With this relationship, I was actually ready to get married. After two years together, I thought we’d get to that point. Seeing my friends get engaged and married made me feel worse. My only distraction from the situation was getting my first job after law school. But there were days I still cried after work.
I’m sorry you dealt with that.
I went through a phase of dating anyone and lowered my standards. Nothing long-term was important to me, and I wasn’t thinking about whether the person or relationship was right for me.
Was it easier to ignore the pressure of a long-term relationship?
For a few months. The cycle of being with people was still tiring. I wanted to experience love, but I also didn’t want to stop loving myself enough to want something more. At some point, I knew I needed to focus on my value regardless of being alone. It took some time to stick, but I kept telling myself the single life didn’t make me less of a fully functioning person.
Did this mean officially giving up on dating?
No. I challenged myself to have tough conversations early. When someone expressed interest in me, I began to skip the glitz and glam and focused on explaining the reality of a long-term relationship:
The financial cost of medication where needed, my physical needs, and the stigma and discrimination that society will likely slam them with.
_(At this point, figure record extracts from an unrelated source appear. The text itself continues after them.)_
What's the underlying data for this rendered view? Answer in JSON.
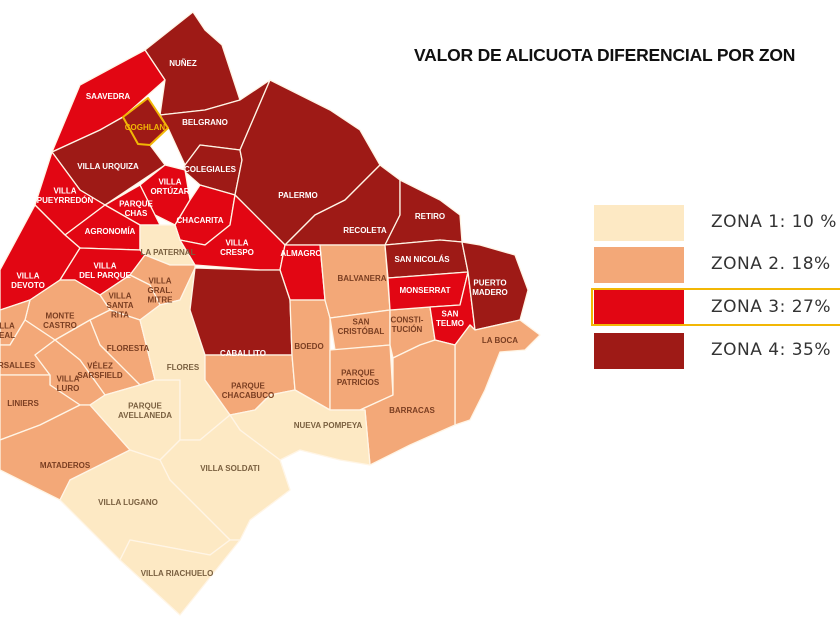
{
  "title": "VALOR DE ALICUOTA DIFERENCIAL POR ZON",
  "colors": {
    "zona_1": "#fde9c4",
    "zona_2": "#f3a878",
    "zona_3": "#e20613",
    "zona_4": "#9e1a16",
    "highlight": "#f2b705"
  },
  "legend": [
    {
      "label": "ZONA 1: 10 %",
      "zone": 1
    },
    {
      "label": "ZONA 2. 18%",
      "zone": 2
    },
    {
      "label": "ZONA 3: 27%",
      "zone": 3,
      "highlighted": true
    },
    {
      "label": "ZONA 4: 35%",
      "zone": 4
    }
  ],
  "districts": [
    {
      "name": "NUÑEZ",
      "lines": [
        "NUÑEZ"
      ],
      "zone": 4
    },
    {
      "name": "SAAVEDRA",
      "lines": [
        "SAAVEDRA"
      ],
      "zone": 3
    },
    {
      "name": "BELGRANO",
      "lines": [
        "BELGRANO"
      ],
      "zone": 4
    },
    {
      "name": "VILLA URQUIZA",
      "lines": [
        "VILLA URQUIZA"
      ],
      "zone": 4
    },
    {
      "name": "COLEGIALES",
      "lines": [
        "COLEGIALES"
      ],
      "zone": 4
    },
    {
      "name": "PALERMO",
      "lines": [
        "PALERMO"
      ],
      "zone": 4
    },
    {
      "name": "RECOLETA",
      "lines": [
        "RECOLETA"
      ],
      "zone": 4
    },
    {
      "name": "RETIRO",
      "lines": [
        "RETIRO"
      ],
      "zone": 4
    },
    {
      "name": "VILLA PUEYRREDÓN",
      "lines": [
        "VILLA",
        "PUEYRREDÓN"
      ],
      "zone": 3
    },
    {
      "name": "VILLA ORTÚZAR",
      "lines": [
        "VILLA",
        "ORTÚZAR"
      ],
      "zone": 3
    },
    {
      "name": "PARQUE CHAS",
      "lines": [
        "PARQUE",
        "CHAS"
      ],
      "zone": 3
    },
    {
      "name": "AGRONOMÍA",
      "lines": [
        "AGRONOMÍA"
      ],
      "zone": 3
    },
    {
      "name": "CHACARITA",
      "lines": [
        "CHACARITA"
      ],
      "zone": 3
    },
    {
      "name": "LA PATERNAL",
      "lines": [
        "LA PATERNAL"
      ],
      "zone": 1
    },
    {
      "name": "VILLA CRESPO",
      "lines": [
        "VILLA",
        "CRESPO"
      ],
      "zone": 3
    },
    {
      "name": "ALMAGRO",
      "lines": [
        "ALMAGRO"
      ],
      "zone": 3
    },
    {
      "name": "VILLA DEVOTO",
      "lines": [
        "VILLA",
        "DEVOTO"
      ],
      "zone": 3
    },
    {
      "name": "VILLA DEL PARQUE",
      "lines": [
        "VILLA",
        "DEL PARQUE"
      ],
      "zone": 3
    },
    {
      "name": "VILLA GRAL. MITRE",
      "lines": [
        "VILLA",
        "GRAL.",
        "MITRE"
      ],
      "zone": 2
    },
    {
      "name": "VILLA SANTA RITA",
      "lines": [
        "VILLA",
        "SANTA",
        "RITA"
      ],
      "zone": 2
    },
    {
      "name": "MONTE CASTRO",
      "lines": [
        "MONTE",
        "CASTRO"
      ],
      "zone": 2
    },
    {
      "name": "VILLA REAL",
      "lines": [
        "LLA",
        "EAL"
      ],
      "zone": 2
    },
    {
      "name": "VERSALLES",
      "lines": [
        "ERSALLES"
      ],
      "zone": 2
    },
    {
      "name": "FLORESTA",
      "lines": [
        "FLORESTA"
      ],
      "zone": 2
    },
    {
      "name": "VÉLEZ SARSFIELD",
      "lines": [
        "VÉLEZ",
        "SARSFIELD"
      ],
      "zone": 2
    },
    {
      "name": "VILLA LURO",
      "lines": [
        "VILLA",
        "LURO"
      ],
      "zone": 2
    },
    {
      "name": "LINIERS",
      "lines": [
        "LINIERS"
      ],
      "zone": 2
    },
    {
      "name": "MATADEROS",
      "lines": [
        "MATADEROS"
      ],
      "zone": 2
    },
    {
      "name": "PARQUE AVELLANEDA",
      "lines": [
        "PARQUE",
        "AVELLANEDA"
      ],
      "zone": 1
    },
    {
      "name": "FLORES",
      "lines": [
        "FLORES"
      ],
      "zone": 1
    },
    {
      "name": "CABALLITO",
      "lines": [
        "CABALLITO"
      ],
      "zone": 4
    },
    {
      "name": "PARQUE CHACABUCO",
      "lines": [
        "PARQUE",
        "CHACABUCO"
      ],
      "zone": 2
    },
    {
      "name": "BOEDO",
      "lines": [
        "BOEDO"
      ],
      "zone": 2
    },
    {
      "name": "BALVANERA",
      "lines": [
        "BALVANERA"
      ],
      "zone": 2
    },
    {
      "name": "SAN CRISTÓBAL",
      "lines": [
        "SAN",
        "CRISTÓBAL"
      ],
      "zone": 2
    },
    {
      "name": "PARQUE PATRICIOS",
      "lines": [
        "PARQUE",
        "PATRICIOS"
      ],
      "zone": 2
    },
    {
      "name": "CONSTITUCIÓN",
      "lines": [
        "CONSTI-",
        "TUCIÓN"
      ],
      "zone": 2
    },
    {
      "name": "SAN NICOLÁS",
      "lines": [
        "SAN NICOLÁS"
      ],
      "zone": 4
    },
    {
      "name": "MONSERRAT",
      "lines": [
        "MONSERRAT"
      ],
      "zone": 3
    },
    {
      "name": "SAN TELMO",
      "lines": [
        "SAN",
        "TELMO"
      ],
      "zone": 3
    },
    {
      "name": "PUERTO MADERO",
      "lines": [
        "PUERTO",
        "MADERO"
      ],
      "zone": 4
    },
    {
      "name": "LA BOCA",
      "lines": [
        "LA BOCA"
      ],
      "zone": 2
    },
    {
      "name": "BARRACAS",
      "lines": [
        "BARRACAS"
      ],
      "zone": 2
    },
    {
      "name": "NUEVA POMPEYA",
      "lines": [
        "NUEVA POMPEYA"
      ],
      "zone": 1
    },
    {
      "name": "VILLA SOLDATI",
      "lines": [
        "VILLA SOLDATI"
      ],
      "zone": 1
    },
    {
      "name": "VILLA LUGANO",
      "lines": [
        "VILLA LUGANO"
      ],
      "zone": 1
    },
    {
      "name": "VILLA RIACHUELO",
      "lines": [
        "VILLA RIACHUELO"
      ],
      "zone": 1
    },
    {
      "name": "COGHLAN",
      "lines": [
        "COGHLAN"
      ],
      "zone": 4,
      "highlighted": true
    }
  ]
}
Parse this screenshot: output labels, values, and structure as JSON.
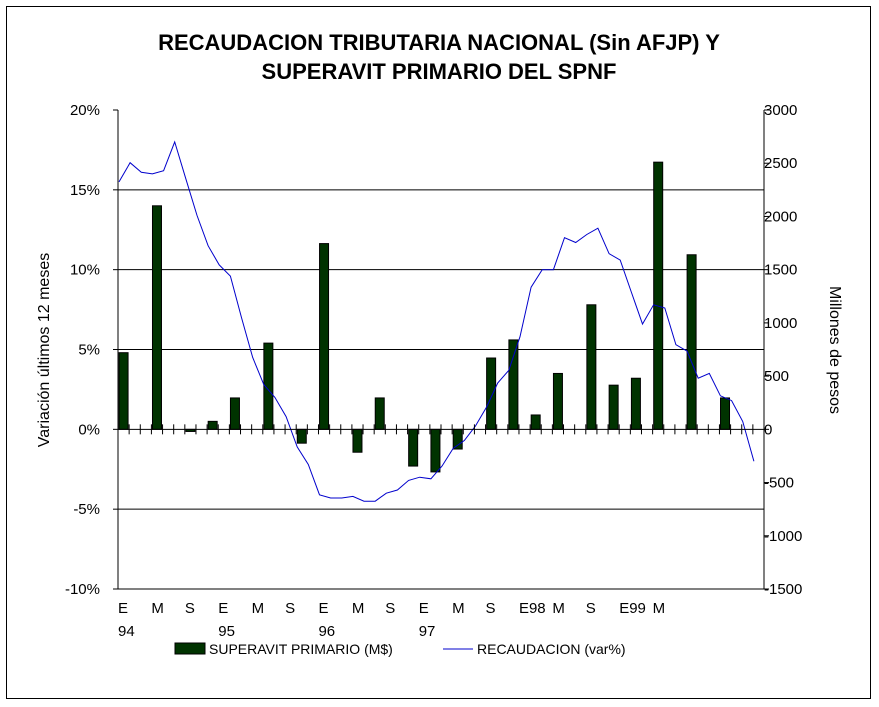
{
  "chart_data": {
    "type": "bar+line",
    "title_line1": "RECAUDACION TRIBUTARIA NACIONAL (Sin AFJP) Y",
    "title_line2": "SUPERAVIT PRIMARIO DEL SPNF",
    "ylabel_left": "Variación últimos 12 meses",
    "ylabel_right": "Millones de pesos",
    "ylim_left": [
      -10,
      20
    ],
    "ylim_right": [
      -1500,
      3000
    ],
    "left_ticks": [
      "20%",
      "15%",
      "10%",
      "5%",
      "0%",
      "-5%",
      "-10%"
    ],
    "right_ticks": [
      "3000",
      "2500",
      "2000",
      "1500",
      "1000",
      "500",
      "0",
      "-500",
      "-1000",
      "-1500"
    ],
    "grid_left_values": [
      15,
      10,
      5,
      -5
    ],
    "x_months": 58,
    "x_labels": [
      {
        "month": 0,
        "line1": "E",
        "line2": "94"
      },
      {
        "month": 3,
        "line1": "M",
        "line2": ""
      },
      {
        "month": 6,
        "line1": "S",
        "line2": ""
      },
      {
        "month": 9,
        "line1": "E",
        "line2": "95"
      },
      {
        "month": 12,
        "line1": "M",
        "line2": ""
      },
      {
        "month": 15,
        "line1": "S",
        "line2": ""
      },
      {
        "month": 18,
        "line1": "E",
        "line2": "96"
      },
      {
        "month": 21,
        "line1": "M",
        "line2": ""
      },
      {
        "month": 24,
        "line1": "S",
        "line2": ""
      },
      {
        "month": 27,
        "line1": "E",
        "line2": "97"
      },
      {
        "month": 30,
        "line1": "M",
        "line2": ""
      },
      {
        "month": 33,
        "line1": "S",
        "line2": ""
      },
      {
        "month": 36,
        "line1": "E98",
        "line2": ""
      },
      {
        "month": 39,
        "line1": "M",
        "line2": ""
      },
      {
        "month": 42,
        "line1": "S",
        "line2": ""
      },
      {
        "month": 45,
        "line1": "E99",
        "line2": ""
      },
      {
        "month": 48,
        "line1": "M",
        "line2": ""
      }
    ],
    "series": [
      {
        "name": "SUPERAVIT PRIMARIO (M$)",
        "type": "bar",
        "axis": "right",
        "color": "#003300",
        "points": [
          {
            "month": 0,
            "value": 720
          },
          {
            "month": 3,
            "value": 2100
          },
          {
            "month": 6,
            "value": -20
          },
          {
            "month": 8,
            "value": 75
          },
          {
            "month": 10,
            "value": 295
          },
          {
            "month": 13,
            "value": 810
          },
          {
            "month": 16,
            "value": -130
          },
          {
            "month": 18,
            "value": 1745
          },
          {
            "month": 21,
            "value": -215
          },
          {
            "month": 23,
            "value": 295
          },
          {
            "month": 26,
            "value": -345
          },
          {
            "month": 28,
            "value": -400
          },
          {
            "month": 30,
            "value": -185
          },
          {
            "month": 33,
            "value": 670
          },
          {
            "month": 35,
            "value": 840
          },
          {
            "month": 37,
            "value": 135
          },
          {
            "month": 39,
            "value": 525
          },
          {
            "month": 42,
            "value": 1170
          },
          {
            "month": 44,
            "value": 415
          },
          {
            "month": 46,
            "value": 480
          },
          {
            "month": 48,
            "value": 2510
          },
          {
            "month": 51,
            "value": 1640
          },
          {
            "month": 54,
            "value": 295
          }
        ]
      },
      {
        "name": "RECAUDACION (var%)",
        "type": "line",
        "axis": "left",
        "color": "#0000cc",
        "values": [
          15.5,
          16.7,
          16.1,
          16.0,
          16.2,
          18.0,
          15.7,
          13.4,
          11.5,
          10.3,
          9.6,
          7.0,
          4.5,
          2.8,
          2.0,
          0.8,
          -1.1,
          -2.2,
          -4.1,
          -4.3,
          -4.3,
          -4.2,
          -4.5,
          -4.5,
          -4.0,
          -3.8,
          -3.2,
          -3.0,
          -3.1,
          -2.3,
          -1.2,
          -0.7,
          0.2,
          1.4,
          2.9,
          3.7,
          5.8,
          8.9,
          10.0,
          10.0,
          12.0,
          11.7,
          12.2,
          12.6,
          11.0,
          10.6,
          8.6,
          6.6,
          7.8,
          7.6,
          5.3,
          4.9,
          3.2,
          3.5,
          2.1,
          1.8,
          0.5,
          -2.0
        ]
      }
    ]
  }
}
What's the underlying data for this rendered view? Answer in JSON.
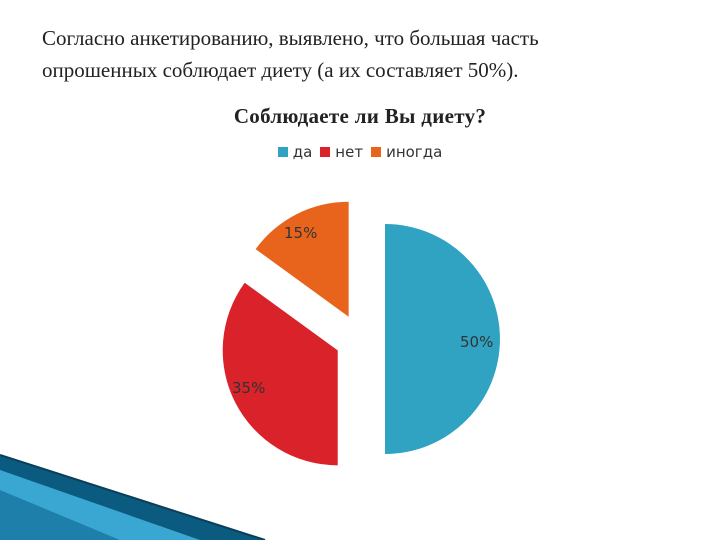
{
  "intro": {
    "line1": "Согласно анкетированию, выявлено, что большая часть",
    "line2": "опрошенных соблюдает диету (а их составляет 50%)."
  },
  "chart_data": {
    "type": "pie",
    "title": "Соблюдаете ли Вы диету?",
    "legend_position": "top",
    "exploded": true,
    "slices": [
      {
        "name": "да",
        "value": 50,
        "label": "50%",
        "color": "#2fa3c1"
      },
      {
        "name": "нет",
        "value": 35,
        "label": "35%",
        "color": "#d9222a"
      },
      {
        "name": "иногда",
        "value": 15,
        "label": "15%",
        "color": "#e8641c"
      }
    ]
  },
  "decor_colors": {
    "accent_dark": "#0a4a6a",
    "accent_light": "#4fb6dc"
  }
}
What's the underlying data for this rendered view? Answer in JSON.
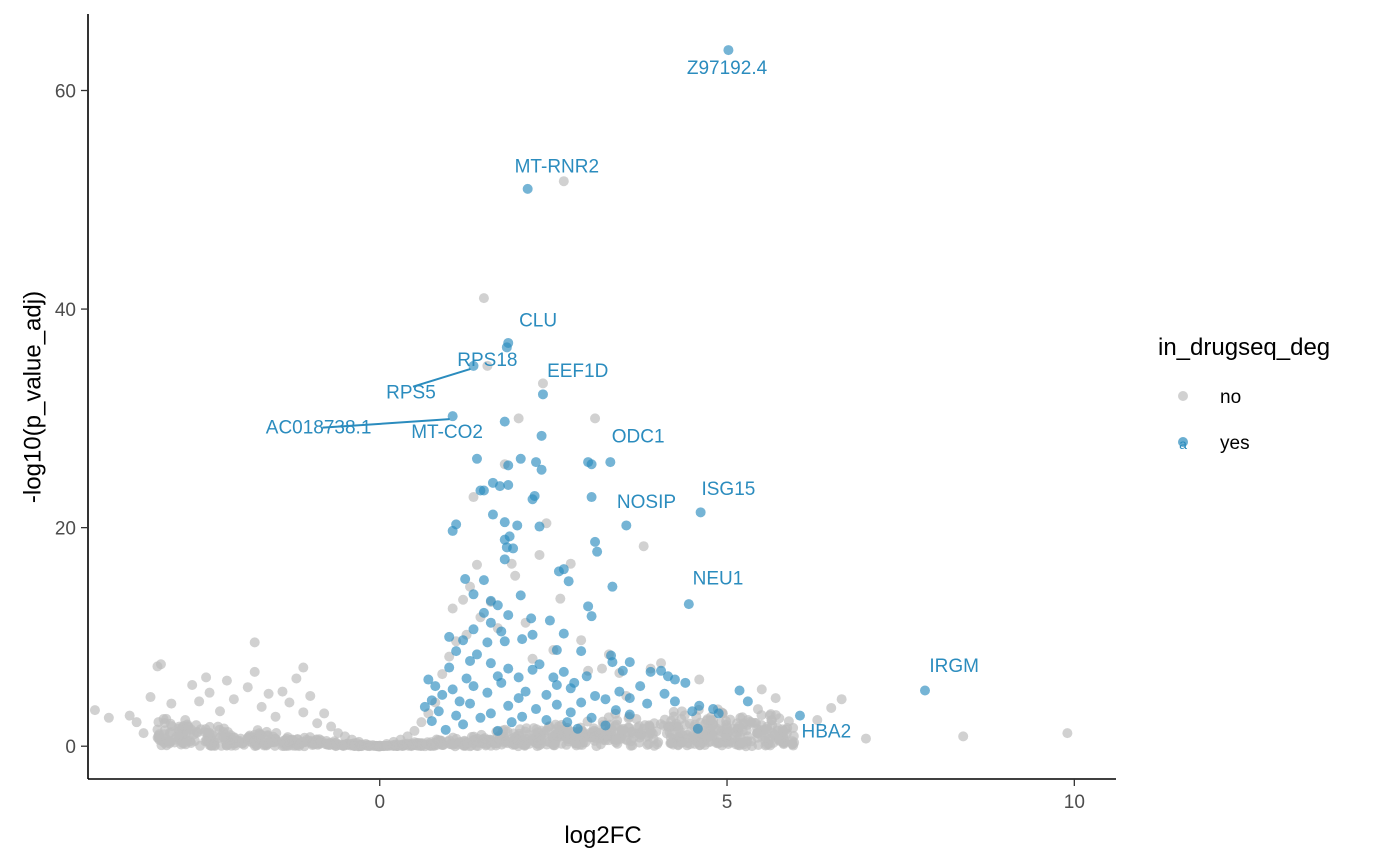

I also wanted to get a sense of how willing they would be to support me when my muscles are too weak to get me out of bed. If anything seems overwhelming, then we can’t be in a relationship.
Are financial and physical needs the most important in navigating romantic relationships with people with special needs?
The “in love” feeling is very fickle. Taking the time to understand a person’s situation before engaging emotionally is what matters; it differs for many people. For instance, ask yourself how you feel about traditional gender roles.
With cerebral palsy, I can’t take on the physical demands or expectations of a woman always cooking and cleaning. What happens on the days I just can’t? Because there are many days I can’t. When I don’t meet those expectations, will my partner be venerated as a saint for staying with me? In that scenario, ask yourself if you’re willing to date long-term without resentment.
And for people with special needs trying to find love, what would be your advice?
You need to understand the realities of your disability enough to explain the possibilities of what the “long term” might look like in a relationship. Can your potential partner think long-term without resentment?
While these are hard questions, don’t believe you have to settle for anyone because you have a disability. A disability doesn’t take away your right to choose who to date or marry.